Reply to Recommendation | Doc. 13582 | 10 July 2014

Author(s):
Committee of Ministers
Origin
Adopted at the 1204th meeting of the Ministers’ Deputies (2-3 July 2014). 2014 - Fourth part-session
Reply to Recommendation
: Recommendation 2039 (2014)
1. The Committee of Ministers welcomes Parliamentary Assembly Recommendation 2039 (2014) on “The European Convention on Human Rights: the need to reinforce the training of legal professionals”, which it has transmitted to the Steering Committee for Human Rights (CDDH), for information and possible comments.
2. The Committee of Ministers agrees on the crucial importance of good training for law professionals on the European Convention of Human Rights and the case law of the European Court of Human Rights (the Court). It concurs with the Assembly’s call on member States to reinforce the training of legal professionals.

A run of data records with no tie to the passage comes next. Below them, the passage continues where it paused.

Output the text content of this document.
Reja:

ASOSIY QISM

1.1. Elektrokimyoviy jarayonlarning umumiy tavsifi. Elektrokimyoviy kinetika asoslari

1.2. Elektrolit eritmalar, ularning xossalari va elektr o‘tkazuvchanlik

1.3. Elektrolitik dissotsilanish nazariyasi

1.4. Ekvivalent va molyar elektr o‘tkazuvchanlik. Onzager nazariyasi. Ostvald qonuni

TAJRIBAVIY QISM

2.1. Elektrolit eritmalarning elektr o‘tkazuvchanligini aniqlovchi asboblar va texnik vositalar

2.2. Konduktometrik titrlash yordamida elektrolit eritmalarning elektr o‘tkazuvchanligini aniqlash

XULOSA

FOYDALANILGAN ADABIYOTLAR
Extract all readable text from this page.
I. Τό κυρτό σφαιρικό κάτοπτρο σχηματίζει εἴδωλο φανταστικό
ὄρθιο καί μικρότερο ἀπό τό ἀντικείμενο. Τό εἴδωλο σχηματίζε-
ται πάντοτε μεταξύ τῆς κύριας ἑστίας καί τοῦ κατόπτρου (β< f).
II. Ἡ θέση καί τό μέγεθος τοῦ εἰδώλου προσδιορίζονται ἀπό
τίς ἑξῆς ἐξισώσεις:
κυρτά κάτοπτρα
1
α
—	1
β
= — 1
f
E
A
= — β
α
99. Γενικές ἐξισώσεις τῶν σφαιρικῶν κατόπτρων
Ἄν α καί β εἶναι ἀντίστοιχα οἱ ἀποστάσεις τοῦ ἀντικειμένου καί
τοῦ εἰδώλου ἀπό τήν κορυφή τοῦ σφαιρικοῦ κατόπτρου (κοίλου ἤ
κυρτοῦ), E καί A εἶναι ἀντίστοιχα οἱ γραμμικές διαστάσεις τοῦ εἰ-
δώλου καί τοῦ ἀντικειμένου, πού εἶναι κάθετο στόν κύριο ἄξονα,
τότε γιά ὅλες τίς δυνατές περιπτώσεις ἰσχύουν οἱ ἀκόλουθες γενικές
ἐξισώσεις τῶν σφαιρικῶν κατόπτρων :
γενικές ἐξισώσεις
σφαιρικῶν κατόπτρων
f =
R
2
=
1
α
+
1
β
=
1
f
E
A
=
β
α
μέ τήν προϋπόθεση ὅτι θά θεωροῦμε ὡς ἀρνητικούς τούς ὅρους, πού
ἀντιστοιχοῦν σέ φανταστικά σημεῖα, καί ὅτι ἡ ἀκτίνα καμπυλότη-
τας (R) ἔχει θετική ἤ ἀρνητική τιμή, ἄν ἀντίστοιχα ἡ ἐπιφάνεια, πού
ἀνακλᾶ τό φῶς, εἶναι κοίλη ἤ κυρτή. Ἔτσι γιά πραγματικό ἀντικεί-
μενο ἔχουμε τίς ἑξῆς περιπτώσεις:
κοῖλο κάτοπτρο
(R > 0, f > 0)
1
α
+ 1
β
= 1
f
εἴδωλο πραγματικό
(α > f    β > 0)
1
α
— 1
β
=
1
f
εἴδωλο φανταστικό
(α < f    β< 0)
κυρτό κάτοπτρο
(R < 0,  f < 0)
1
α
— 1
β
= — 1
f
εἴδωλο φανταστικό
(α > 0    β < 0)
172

3. The Committee of Ministers recalls its Recommendation Rec(2004)4 on the European Convention on Human Rights in university education and professional training, and notes that the CDDH followed up the initial national implementation of the recommendation, an activity that was concluded in 2006. The declarations adopted at the Interlaken (2010), Izmir (2011) and Brighton (2012) High-level Conferences on the Future of the Court also emphasised this issue. Regarding the proposal to update this recommendation, the Committee notes that this task appears in the terms of reference of the Committee of Experts on the Reform of the Court (DH-GDR) for 2014-2015, subject to the availability of resources.
4. The Committee of Ministers has on several occasions expressed its support for the Council of Europe’s HELP programme, which was established specifically to support member States’ implementation of the Convention at national level by enhancing the capacity of judges, lawyers and prosecutors to apply the Convention in their daily work. The Committee of Ministers welcomes the development of the HELP programme, for example, to include a focus on training in the Convention’s admissibility criteria, considering that this latter aspect may assist in addressing the problem of the Court’s caseload of clearly inadmissible applications.
5. The Committee of Ministers notes that the budget of the HELP programme has increased significantly in recent years. It is financed in the Programme and Budget 2014-2015 through the Ordinary Budget on the one hand and voluntary contributions on the other, in particular by the Human Rights Trust Fund (HRTF) which provides the larger part of the financing. The Committee of Ministers will keep the Assembly’s recommendation in mind when it considers the Programme and Budget for future biennia.